Privacy Policy
Orbital Health Intelligence, Inc. · Effective February 1, 2026 · Version 2.0
The short version: Your capacity data is stored locally on your device by default. We don't sell your data. We don't show ads. You can export or delete everything at any time.
1. Who We Are
Orbital is operated by Orbital Health Intelligence, Inc. ("Orbital," "we," "us"). Orbital is a longitudinal capacity tracking tool — you log how you're doing each day, and over time, the app reveals your personal patterns.
For privacy questions: privacy@orbitalhealth.app
2. What We Collect
2.1 Data You Provide
- Capacity signals — your self-reported state (resourced, stretched, or depleted), optional category tags (sensory, demand, social), and optional free-text notes
- Email address — when you create an account or join the waitlist
- Year of birth — collected during onboarding for age-appropriate experience and aggregate cohort analytics (never shared individually)
- Payment information — processed by Stripe (credit card details are never stored on our servers)

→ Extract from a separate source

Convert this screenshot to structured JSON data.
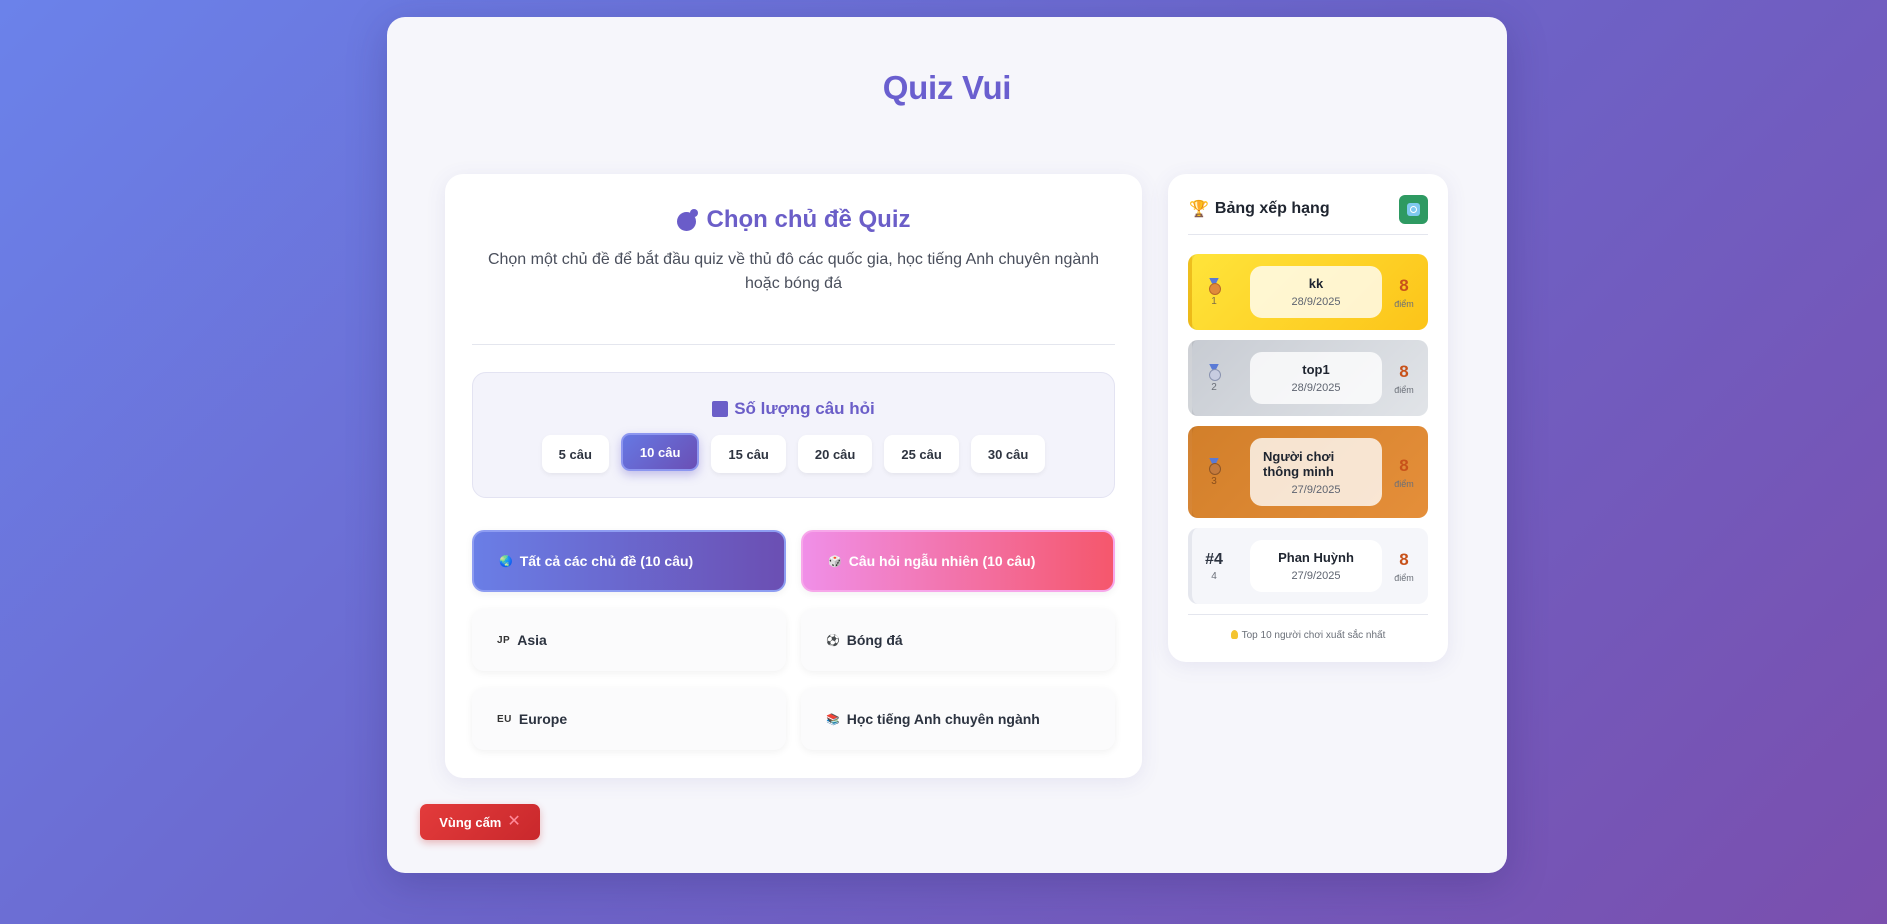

2.2 Data Collected Automatically
- Device type, operating system, and app version
- Crash reports and error logs (via Sentry) for debugging
- Aggregate, anonymized usage metrics (page views, feature usage counts)
2.3 Data We Do NOT Collect
- Location data
- Contacts or address book
- Health data from HealthKit, Google Fit, or any other health platform
- Biometric data
- Browsing history
3. How We Store Your Data
Local-first architecture. All capacity signals are stored on your device by default. Data only leaves your device if you enable cloud sync.

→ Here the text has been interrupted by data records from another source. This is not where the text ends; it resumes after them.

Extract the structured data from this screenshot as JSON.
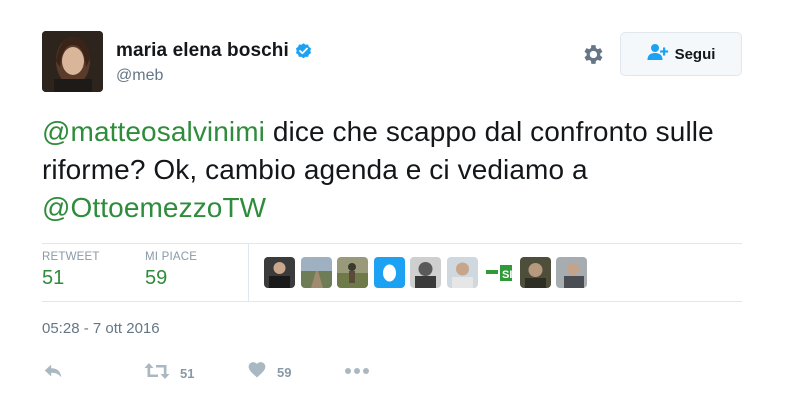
{
  "user": {
    "display_name": "maria elena boschi",
    "handle": "@meb",
    "verified": true
  },
  "follow_button": {
    "label": "Segui"
  },
  "tweet": {
    "mention1": "@matteosalvinimi",
    "text_part1": " dice che scappo dal confronto sulle riforme? Ok, cambio agenda e ci vediamo a ",
    "mention2": "@OttoemezzoTW"
  },
  "stats": {
    "retweet_label": "RETWEET",
    "retweet_count": "51",
    "likes_label": "MI PIACE",
    "likes_count": "59"
  },
  "likers": [
    {
      "name": "liker-avatar-1",
      "color": "#2b2b2b"
    },
    {
      "name": "liker-avatar-2",
      "color": "#7b8a6a"
    },
    {
      "name": "liker-avatar-3",
      "color": "#8a7a5c"
    },
    {
      "name": "liker-avatar-4-default-egg",
      "color": "#1da1f2"
    },
    {
      "name": "liker-avatar-5",
      "color": "#555555"
    },
    {
      "name": "liker-avatar-6",
      "color": "#b8a89a"
    },
    {
      "name": "liker-avatar-7-si",
      "color": "#2f9a3a"
    },
    {
      "name": "liker-avatar-8",
      "color": "#6b6b55"
    },
    {
      "name": "liker-avatar-9",
      "color": "#8a8e92"
    }
  ],
  "timestamp": "05:28 - 7 ott 2016",
  "actions": {
    "retweet_count": "51",
    "like_count": "59"
  },
  "colors": {
    "mention": "#2f8c3c",
    "icon_gray": "#aab8c2",
    "verified_blue": "#1da1f2"
  }
}
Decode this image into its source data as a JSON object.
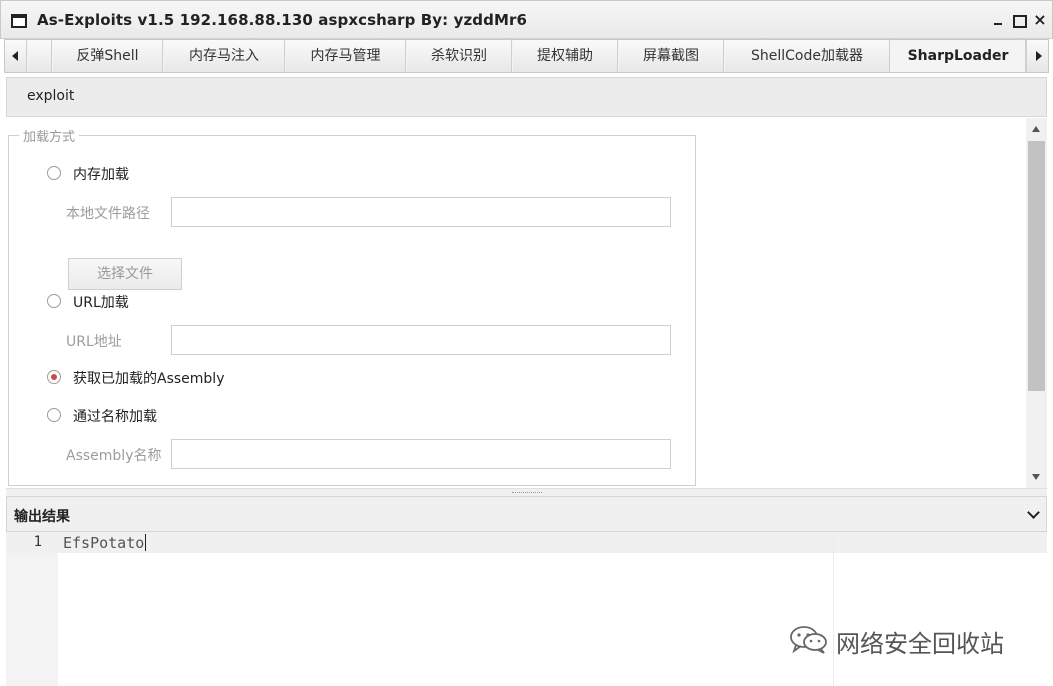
{
  "window": {
    "title": "As-Exploits v1.5 192.168.88.130 aspxcsharp By: yzddMr6",
    "controls": {
      "minimize_icon": "minimize-icon",
      "maximize_icon": "maximize-icon",
      "close_icon": "close-icon",
      "close_glyph": "×"
    }
  },
  "tabs": [
    {
      "label": "反弹Shell",
      "active": false
    },
    {
      "label": "内存马注入",
      "active": false
    },
    {
      "label": "内存马管理",
      "active": false
    },
    {
      "label": "杀软识别",
      "active": false
    },
    {
      "label": "提权辅助",
      "active": false
    },
    {
      "label": "屏幕截图",
      "active": false
    },
    {
      "label": "ShellCode加载器",
      "active": false
    },
    {
      "label": "SharpLoader",
      "active": true
    }
  ],
  "toolbar": {
    "exploit_label": "exploit"
  },
  "load_method": {
    "legend": "加载方式",
    "options": [
      {
        "label": "内存加载",
        "checked": false
      },
      {
        "label": "URL加载",
        "checked": false
      },
      {
        "label": "获取已加载的Assembly",
        "checked": true
      },
      {
        "label": "通过名称加载",
        "checked": false
      }
    ],
    "local_path_label": "本地文件路径",
    "local_path_value": "",
    "choose_file_label": "选择文件",
    "url_label": "URL地址",
    "url_value": "",
    "assembly_name_label": "Assembly名称",
    "assembly_name_value": ""
  },
  "output": {
    "title": "输出结果",
    "lines": [
      {
        "number": "1",
        "text": "EfsPotato"
      }
    ]
  },
  "watermark": {
    "text": "网络安全回收站"
  },
  "colors": {
    "radio_checked": "#c94b4b",
    "accent": "#222222"
  }
}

- On-device storage — AsyncStorage (encrypted at the OS level on iOS and Android)
- Cloud sync (optional) — when enabled, data is encrypted in transit (TLS 1.3) and at rest. Stored in Supabase with row-level security — only you can access your rows
- Backups — cloud data is backed up with Supabase's infrastructure (AWS, US regions)
4. How We Use Your Data
- To provide the capacity tracking service and generate pattern visualizations
- To generate your Capacity Credential Index (CCI) reports when purchased
- To enable Circles sharing features (only with your explicit consent per circle)
- To send transactional emails (receipts, account changes) and waitlist updates
- To improve service quality through aggregate, anonymized analytics
- To respond to support requests
5. What We Never Do
- We never sell your data. Not to advertisers, data brokers, researchers, or anyone else.

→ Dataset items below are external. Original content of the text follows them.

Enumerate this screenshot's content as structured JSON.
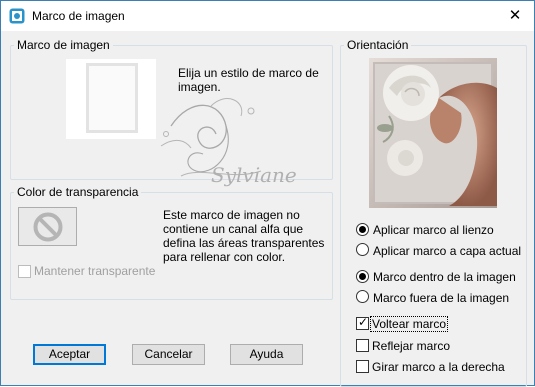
{
  "window": {
    "title": "Marco de imagen",
    "close_glyph": "✕"
  },
  "frame_group": {
    "legend": "Marco de imagen",
    "instruction": "Elija un estilo de marco de imagen."
  },
  "transparency_group": {
    "legend": "Color de transparencia",
    "message": "Este marco de imagen no contiene un canal alfa que defina las áreas transparentes para rellenar con color.",
    "keep_transparent_label": "Mantener transparente",
    "keep_transparent_checked": false,
    "keep_transparent_enabled": false
  },
  "orientation_group": {
    "legend": "Orientación",
    "apply_options": [
      {
        "label": "Aplicar marco al lienzo",
        "selected": true
      },
      {
        "label": "Aplicar marco a capa actual",
        "selected": false
      }
    ],
    "position_options": [
      {
        "label": "Marco dentro de la imagen",
        "selected": true
      },
      {
        "label": "Marco fuera de la imagen",
        "selected": false
      }
    ],
    "checkboxes": [
      {
        "label": "Voltear marco",
        "checked": true
      },
      {
        "label": "Reflejar marco",
        "checked": false
      },
      {
        "label": "Girar marco a la derecha",
        "checked": false
      }
    ]
  },
  "buttons": {
    "ok": "Aceptar",
    "cancel": "Cancelar",
    "help": "Ayuda"
  },
  "watermark": "Sylviane",
  "icons": {
    "app": "frame-app-icon",
    "close": "close-icon",
    "no_transparency": "no-entry-icon",
    "check": "checkmark-icon"
  },
  "colors": {
    "window_border": "#3c7fb1",
    "default_button_border": "#0078d7",
    "group_border": "#d5dfe5"
  }
}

- We never show ads. Our revenue comes from subscriptions and CCI purchases.
- We never share individual data without your explicit consent.
- We never use your data to train AI models.
6. Third-Party Services
We use a limited number of third-party services, each under strict data processing agreements:
- Supabase — encrypted cloud storage and authentication
- Stripe — payment processing (PCI DSS Level 1 compliant)
- RevenueCat — mobile subscription management (Apple/Google in-app purchases)
- Sentry — error monitoring and crash reporting (no capacity data sent)
- Resend — transactional email delivery
7. Cookies
The Orbital website and app do not use cookies for tracking. We do not use any third-party analytics cookies, social media pixels, or advertising trackers. The only cookies are essential session cookies for authentication when you sign in to the web admin panel.
8. Your Rights
You have the right to:
- Access — view all data we have about you (Settings → Export)
- Export — download your full dataset as JSON or CSV at any time
- Delete — permanently delete all your data (Settings → Delete Account)
- Revoke sharing — leave any Circle and revoke consent instantly
- Withdraw — stop using cloud sync at any time; your local data stays on your device
To exercise any of these rights, use the in-app settings or email privacy@orbitalhealth.app. We respond within 30 days.
9. Data Retention
- Active accounts — data retained while your account is active
- Account deletion — all data permanently deleted within 30 days of request
- Waitlist signups — email retained until you unsubscribe or launch period ends
- Payment records — retained for 7 years per tax and financial compliance requirements
10. Children's Privacy (COPPA)
Orbital requires users to be 13 years of age or older. We enforce this through a year-of-birth gate during onboarding. We do not knowingly collect data from children under 13. If you believe a child under 13 has created an account, contact us at privacy@orbitalhealth.app and we will delete the account and all associated data within 48 hours.
11. International Users
Data may be processed in the United States. By using Orbital, you consent to the transfer of data to the US. We comply with applicable data protection regulations including GDPR (for EU users) and CCPA (for California residents).
12. Security
- TLS 1.3 encryption in transit
- AES-256 encryption at rest
- Row-level security (RLS) on all database tables
- Admin functions locked to service_role only
- No shared credentials — each user has isolated access
13. Changes to This Policy
We may update this policy. Material changes will be communicated through the app and via email to account holders. The "Effective" date at the top reflects the most recent version.
14. Contact
For privacy questions: privacy@orbitalhealth.app
For general support: contact@orbitalhealth.app
Mailing address: Orbital Health Intelligence, Inc.
Orbital is not a medical device. It does not provide medical advice, diagnosis, or treatment. All data is self-reported and subjective.